I was thinking about this. The general notion is that a 'quality start' is six or more innings, and three or less earned runs. This seemed fairly antiquated to me, so I started thinking about what it should be. Six innings and three runs is very good for the current era, but it's of rather low quality for the late 60s. A quality start should be defined as an above average start - in terms of innings and earned runs (compared to the league average). And really, it's a more valuable stat than era - era can be over-affected by one game (either for good or bad), but quality starts tells the story of many starts.

So I looked at the AL's average for innings per start and starters era. This year, ip/game started is between 5 2/3 and 6, so the old notion is correct (right now) - a start of six or more innings is quality, and less is not. Starters era is 4.52, so anything better than that (for a single game) is quality.
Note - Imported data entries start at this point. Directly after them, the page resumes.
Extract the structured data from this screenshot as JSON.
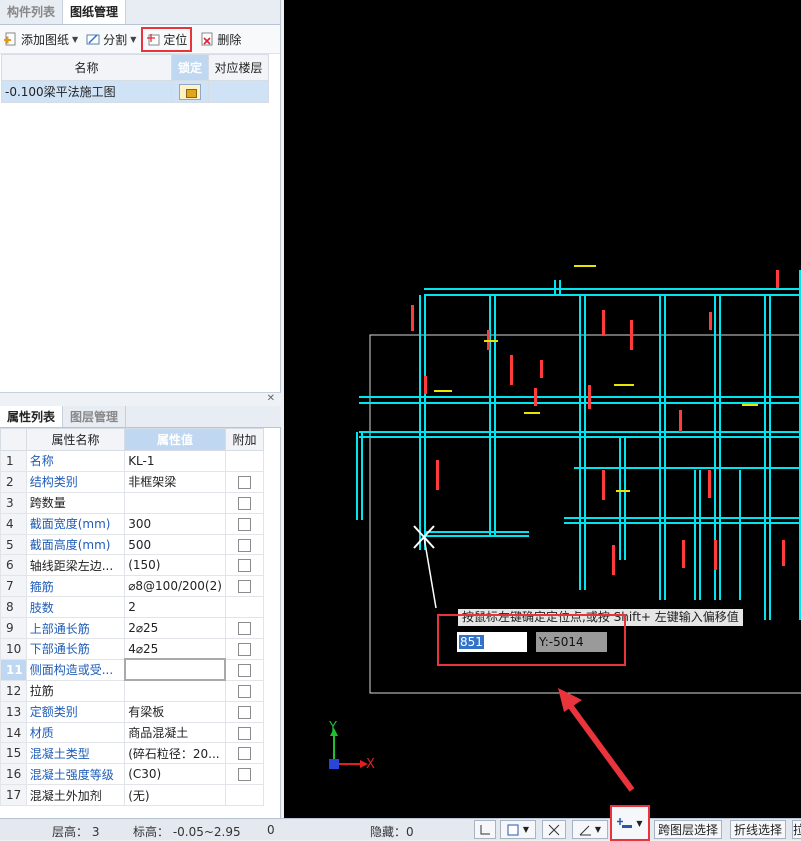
{
  "top_tabs": [
    "构件列表",
    "图纸管理"
  ],
  "toolbar": {
    "add_drawing": "添加图纸",
    "split": "分割",
    "locate": "定位",
    "delete": "删除"
  },
  "drawing_table": {
    "headers": [
      "名称",
      "锁定",
      "对应楼层"
    ],
    "rows": [
      {
        "name": "-0.100梁平法施工图",
        "floor": ""
      }
    ]
  },
  "bottom_tabs": [
    "属性列表",
    "图层管理"
  ],
  "prop_table": {
    "headers": [
      "属性名称",
      "属性值",
      "附加"
    ],
    "rows": [
      {
        "num": "1",
        "name": "名称",
        "value": "KL-1",
        "blue": true,
        "check": false
      },
      {
        "num": "2",
        "name": "结构类别",
        "value": "非框架梁",
        "blue": true,
        "check": true
      },
      {
        "num": "3",
        "name": "跨数量",
        "value": "",
        "blue": false,
        "check": true
      },
      {
        "num": "4",
        "name": "截面宽度(mm)",
        "value": "300",
        "blue": true,
        "check": true
      },
      {
        "num": "5",
        "name": "截面高度(mm)",
        "value": "500",
        "blue": true,
        "check": true
      },
      {
        "num": "6",
        "name": "轴线距梁左边...",
        "value": "(150)",
        "blue": false,
        "check": true
      },
      {
        "num": "7",
        "name": "箍筋",
        "value": "⌀8@100/200(2)",
        "blue": true,
        "check": true
      },
      {
        "num": "8",
        "name": "肢数",
        "value": "2",
        "blue": true,
        "check": false
      },
      {
        "num": "9",
        "name": "上部通长筋",
        "value": "2⌀25",
        "blue": true,
        "check": true
      },
      {
        "num": "10",
        "name": "下部通长筋",
        "value": "4⌀25",
        "blue": true,
        "check": true
      },
      {
        "num": "11",
        "name": "侧面构造或受...",
        "value": "",
        "blue": true,
        "check": true,
        "current": true
      },
      {
        "num": "12",
        "name": "拉筋",
        "value": "",
        "blue": false,
        "check": true
      },
      {
        "num": "13",
        "name": "定额类别",
        "value": "有梁板",
        "blue": true,
        "check": true
      },
      {
        "num": "14",
        "name": "材质",
        "value": "商品混凝土",
        "blue": true,
        "check": true
      },
      {
        "num": "15",
        "name": "混凝土类型",
        "value": "(碎石粒径：20...",
        "blue": true,
        "check": true
      },
      {
        "num": "16",
        "name": "混凝土强度等级",
        "value": "(C30)",
        "blue": true,
        "check": true
      },
      {
        "num": "17",
        "name": "混凝土外加剂",
        "value": "(无)",
        "blue": false,
        "check": false
      }
    ]
  },
  "canvas": {
    "tooltip": "按鼠标左键确定定位点,或按 Shift+ 左键输入偏移值",
    "x_value": "851",
    "y_value": "Y:-5014",
    "axis_y": "Y",
    "axis_x": "X"
  },
  "status": {
    "floor_height": "层高：  3",
    "elevation": "标高：  -0.05~2.95",
    "zero": "0",
    "hidden": "隐藏：0",
    "cross_layer": "跨图层选择",
    "polyline": "折线选择",
    "last": "拉"
  },
  "colors": {
    "accent_red": "#e8343a",
    "beam_cyan": "#00e5f0",
    "label_red": "#ff3b3b"
  }
}
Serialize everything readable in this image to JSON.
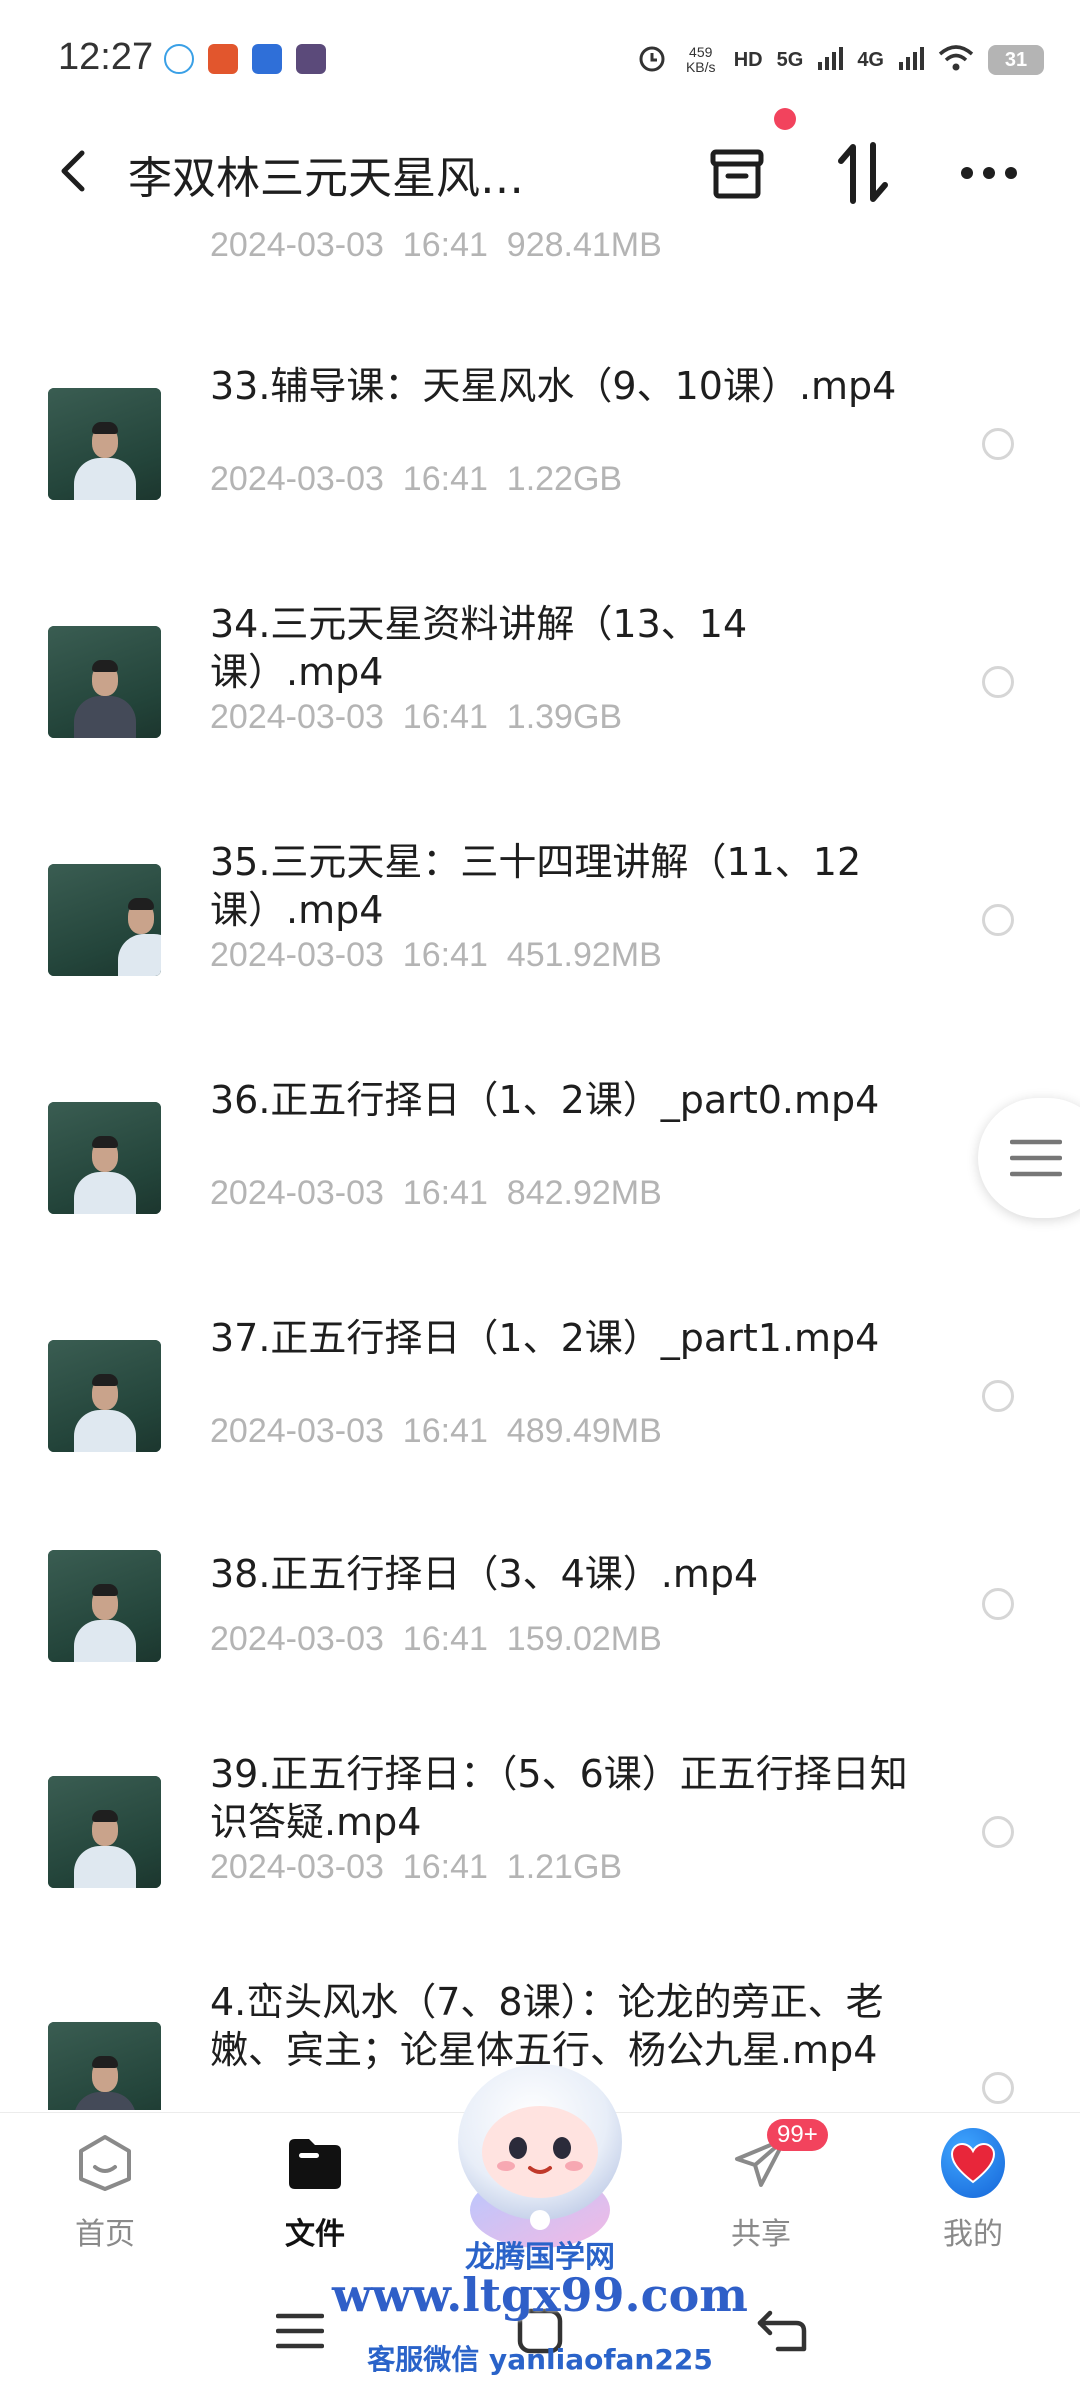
{
  "status_bar": {
    "time": "12:27",
    "net_speed_value": "459",
    "net_speed_unit": "KB/s",
    "hd_label": "HD",
    "network_5g": "5G",
    "network_4g": "4G",
    "battery": "31"
  },
  "header": {
    "title": "李双林三元天星风…",
    "back_icon": "chevron-left-icon",
    "archive_icon": "archive-box-icon",
    "sort_icon": "sort-arrows-icon",
    "more_icon": "more-dots-icon",
    "notification_dot_color": "#f2435d"
  },
  "files": {
    "partial_meta": "2024-03-03  16:41  928.41MB",
    "items": [
      {
        "title": "33.辅导课：天星风水（9、10课）.mp4",
        "meta": "2024-03-03  16:41  1.22GB"
      },
      {
        "title": "34.三元天星资料讲解（13、14课）.mp4",
        "meta": "2024-03-03  16:41  1.39GB"
      },
      {
        "title": "35.三元天星：三十四理讲解（11、12课）.mp4",
        "meta": "2024-03-03  16:41  451.92MB"
      },
      {
        "title": "36.正五行择日（1、2课）_part0.mp4",
        "meta": "2024-03-03  16:41  842.92MB"
      },
      {
        "title": "37.正五行择日（1、2课）_part1.mp4",
        "meta": "2024-03-03  16:41  489.49MB"
      },
      {
        "title": "38.正五行择日（3、4课）.mp4",
        "meta": "2024-03-03  16:41  159.02MB"
      },
      {
        "title": "39.正五行择日：（5、6课）正五行择日知识答疑.mp4",
        "meta": "2024-03-03  16:41  1.21GB"
      },
      {
        "title": "4.峦头风水（7、8课）：论龙的旁正、老嫩、宾主；论星体五行、杨公九星.mp4",
        "meta": ""
      }
    ]
  },
  "bottom_nav": {
    "items": [
      {
        "label": "首页",
        "icon": "home-face-icon"
      },
      {
        "label": "文件",
        "icon": "folder-icon"
      },
      {
        "label": "共享",
        "icon": "paper-plane-icon",
        "badge": "99+"
      },
      {
        "label": "我的",
        "icon": "heart-avatar-icon"
      }
    ],
    "active_color": "#111111",
    "inactive_color": "#8a8a8a"
  },
  "watermark": {
    "site_name": "龙腾国学网",
    "url": "www.ltgx99.com",
    "contact": "客服微信 yanliaofan225"
  },
  "system_nav": {
    "menu_icon": "menu-lines-icon",
    "home_icon": "home-square-icon",
    "back_icon": "back-arrow-icon"
  }
}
Just looking at the Yanks staff for the leaders, we get:

Pettitte 10
Wang 5
Moose 3
Igawa 2 (counting that first inning relief effort against Boston)
DeSalvo 2
T-Clip 1
Hughes 1
Clemens 1
Pavano 1
Rasner 0

Not surprisingly, Pettitte has been by far the best and most consistent Yankee starter this year.

How about 2006 (ip/gs = 5.25 (roughly the same as 07), era = 4.73):
Moose 23
Wang 18
R. Johnson 16
Wright 10
Lidle 5
Karstens 4
Chacon 3
Rasner 2

This is surprising. I expected Wang to be far and away the best, but Moose turned out to be so.